しかし、私はその声の主を確かに知っていた。
あどけなくて頼りなくて温かくて優しい、その声を...。
『絶望に心を委ねてしまわないで。死ぬことを望んだりしないで。君が与えるものも、救うものも、優しくしたものも、いつかきっと意味を持つから。返ってくるから。
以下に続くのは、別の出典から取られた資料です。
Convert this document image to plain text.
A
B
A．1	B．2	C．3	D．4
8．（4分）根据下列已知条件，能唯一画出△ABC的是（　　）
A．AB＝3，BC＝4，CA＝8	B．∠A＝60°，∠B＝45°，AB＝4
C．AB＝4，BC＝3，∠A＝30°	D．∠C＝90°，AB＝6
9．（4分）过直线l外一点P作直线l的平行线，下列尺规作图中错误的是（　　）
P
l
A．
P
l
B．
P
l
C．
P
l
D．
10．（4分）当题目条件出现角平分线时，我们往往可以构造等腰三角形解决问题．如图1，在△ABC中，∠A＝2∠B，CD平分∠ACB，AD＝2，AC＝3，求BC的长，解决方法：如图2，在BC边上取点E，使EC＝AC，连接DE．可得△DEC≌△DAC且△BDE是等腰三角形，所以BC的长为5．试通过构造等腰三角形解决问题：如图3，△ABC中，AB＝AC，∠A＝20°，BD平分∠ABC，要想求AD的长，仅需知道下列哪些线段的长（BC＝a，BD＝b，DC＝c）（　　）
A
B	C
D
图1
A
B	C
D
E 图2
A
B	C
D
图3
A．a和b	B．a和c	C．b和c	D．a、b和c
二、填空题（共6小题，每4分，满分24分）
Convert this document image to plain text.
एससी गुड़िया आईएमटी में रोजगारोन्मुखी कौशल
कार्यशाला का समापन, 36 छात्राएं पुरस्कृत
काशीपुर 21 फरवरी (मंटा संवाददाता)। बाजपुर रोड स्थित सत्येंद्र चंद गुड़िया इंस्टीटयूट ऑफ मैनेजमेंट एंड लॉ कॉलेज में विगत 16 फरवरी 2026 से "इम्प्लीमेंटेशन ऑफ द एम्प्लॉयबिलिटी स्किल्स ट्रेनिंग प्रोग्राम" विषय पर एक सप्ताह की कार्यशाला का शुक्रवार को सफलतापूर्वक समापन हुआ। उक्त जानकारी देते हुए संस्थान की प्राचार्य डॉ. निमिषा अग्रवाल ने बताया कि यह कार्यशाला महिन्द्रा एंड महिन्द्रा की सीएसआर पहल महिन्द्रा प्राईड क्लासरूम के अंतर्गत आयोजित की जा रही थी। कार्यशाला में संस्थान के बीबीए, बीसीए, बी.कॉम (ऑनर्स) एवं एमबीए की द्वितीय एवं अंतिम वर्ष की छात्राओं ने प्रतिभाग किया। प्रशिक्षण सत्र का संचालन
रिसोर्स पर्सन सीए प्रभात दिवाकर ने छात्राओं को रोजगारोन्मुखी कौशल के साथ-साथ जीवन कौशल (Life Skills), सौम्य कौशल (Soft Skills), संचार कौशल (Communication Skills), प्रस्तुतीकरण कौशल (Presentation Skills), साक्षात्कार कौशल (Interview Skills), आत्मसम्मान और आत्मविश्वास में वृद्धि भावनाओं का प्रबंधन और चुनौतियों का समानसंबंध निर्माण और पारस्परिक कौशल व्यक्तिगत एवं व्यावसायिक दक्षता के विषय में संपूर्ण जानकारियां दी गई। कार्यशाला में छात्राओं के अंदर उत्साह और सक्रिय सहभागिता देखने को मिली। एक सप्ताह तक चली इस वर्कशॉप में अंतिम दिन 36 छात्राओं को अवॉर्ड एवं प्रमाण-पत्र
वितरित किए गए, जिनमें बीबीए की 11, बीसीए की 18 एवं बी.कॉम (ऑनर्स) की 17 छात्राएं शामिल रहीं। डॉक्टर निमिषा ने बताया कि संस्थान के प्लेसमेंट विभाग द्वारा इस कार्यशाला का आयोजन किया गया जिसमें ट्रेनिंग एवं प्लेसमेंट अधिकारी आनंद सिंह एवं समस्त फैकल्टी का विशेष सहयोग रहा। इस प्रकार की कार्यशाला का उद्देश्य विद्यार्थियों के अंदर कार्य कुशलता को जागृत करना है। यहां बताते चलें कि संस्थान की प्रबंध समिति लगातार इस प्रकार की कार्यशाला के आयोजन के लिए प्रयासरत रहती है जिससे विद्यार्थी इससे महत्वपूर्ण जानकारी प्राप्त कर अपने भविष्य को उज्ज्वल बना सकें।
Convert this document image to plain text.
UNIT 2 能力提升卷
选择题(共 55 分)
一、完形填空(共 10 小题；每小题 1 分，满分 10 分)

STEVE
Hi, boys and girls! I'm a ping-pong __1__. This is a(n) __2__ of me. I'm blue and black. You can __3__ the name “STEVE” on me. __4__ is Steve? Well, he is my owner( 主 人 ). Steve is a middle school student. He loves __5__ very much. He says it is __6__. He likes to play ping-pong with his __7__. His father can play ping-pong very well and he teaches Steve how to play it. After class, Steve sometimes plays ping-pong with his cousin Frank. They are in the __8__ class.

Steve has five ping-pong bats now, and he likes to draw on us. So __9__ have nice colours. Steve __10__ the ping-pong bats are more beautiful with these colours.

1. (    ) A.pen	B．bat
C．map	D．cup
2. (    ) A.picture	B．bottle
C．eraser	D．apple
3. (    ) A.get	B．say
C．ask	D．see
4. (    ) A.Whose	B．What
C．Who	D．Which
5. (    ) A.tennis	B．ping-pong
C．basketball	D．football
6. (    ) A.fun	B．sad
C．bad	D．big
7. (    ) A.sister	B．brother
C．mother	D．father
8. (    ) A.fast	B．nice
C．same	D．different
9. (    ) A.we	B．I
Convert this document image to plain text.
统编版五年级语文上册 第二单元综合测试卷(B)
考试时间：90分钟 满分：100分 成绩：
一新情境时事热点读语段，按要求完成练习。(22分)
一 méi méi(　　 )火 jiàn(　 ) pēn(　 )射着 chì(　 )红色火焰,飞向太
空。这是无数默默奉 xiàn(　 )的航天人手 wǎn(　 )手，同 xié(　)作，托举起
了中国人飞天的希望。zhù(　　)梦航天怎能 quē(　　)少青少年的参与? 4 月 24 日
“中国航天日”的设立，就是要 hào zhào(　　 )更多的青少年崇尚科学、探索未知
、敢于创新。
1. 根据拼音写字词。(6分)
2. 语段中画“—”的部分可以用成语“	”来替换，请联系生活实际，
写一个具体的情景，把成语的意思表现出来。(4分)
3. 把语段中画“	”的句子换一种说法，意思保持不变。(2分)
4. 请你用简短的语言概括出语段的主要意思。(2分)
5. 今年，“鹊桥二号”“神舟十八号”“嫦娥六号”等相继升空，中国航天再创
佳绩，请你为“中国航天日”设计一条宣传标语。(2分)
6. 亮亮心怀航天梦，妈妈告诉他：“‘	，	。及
だから、どうか生きることを諦めないで、カイくん』
その言葉にハッとして私は思わず顔を上げた。
すると、そこには暗闇に浮かぶ一つの炎があった。
どこか懐かしくて温かいその炎は、見ているだけで胸の中に熱く火を灯した。
重い身体が嘘のように軽く、立ち上がることもできた。
私はそれに少し戸惑いながらも、決してその炎から目を離すことはせず、見つめ続けた。
『君が諦めない限り、炎は必ず現れる。君の心を灯し、勇気を与え、光の道標となる炎が。怖いものなんてない。君は一人ぼっちじゃない。迷わないで、手を伸ばして』
炎が私の心に語り掛けてくる。
私はその言葉に一切の疑いを持つこともなく、ゆっくりと力強く手を伸ばした。
その瞬間、炎へと伸ばした私の手を誰かが力強く掴んだ。
そしてそのまま、私の身体を勢いよく引っ張った。
ーーーーー パリィィイインッ...!
暗闇から無理矢理飛び出たことで、再び空間が割れる。
大きな音と共に崩れゆく黒い世界。
その後ろには全く反対の白い世界が広がっていた。
「よっしゃ!やっと見つけた!」
そう言って私の身体を手繰り寄せたのは、美しい白髪に眼帯をした、透明な瞳を持つ男だった。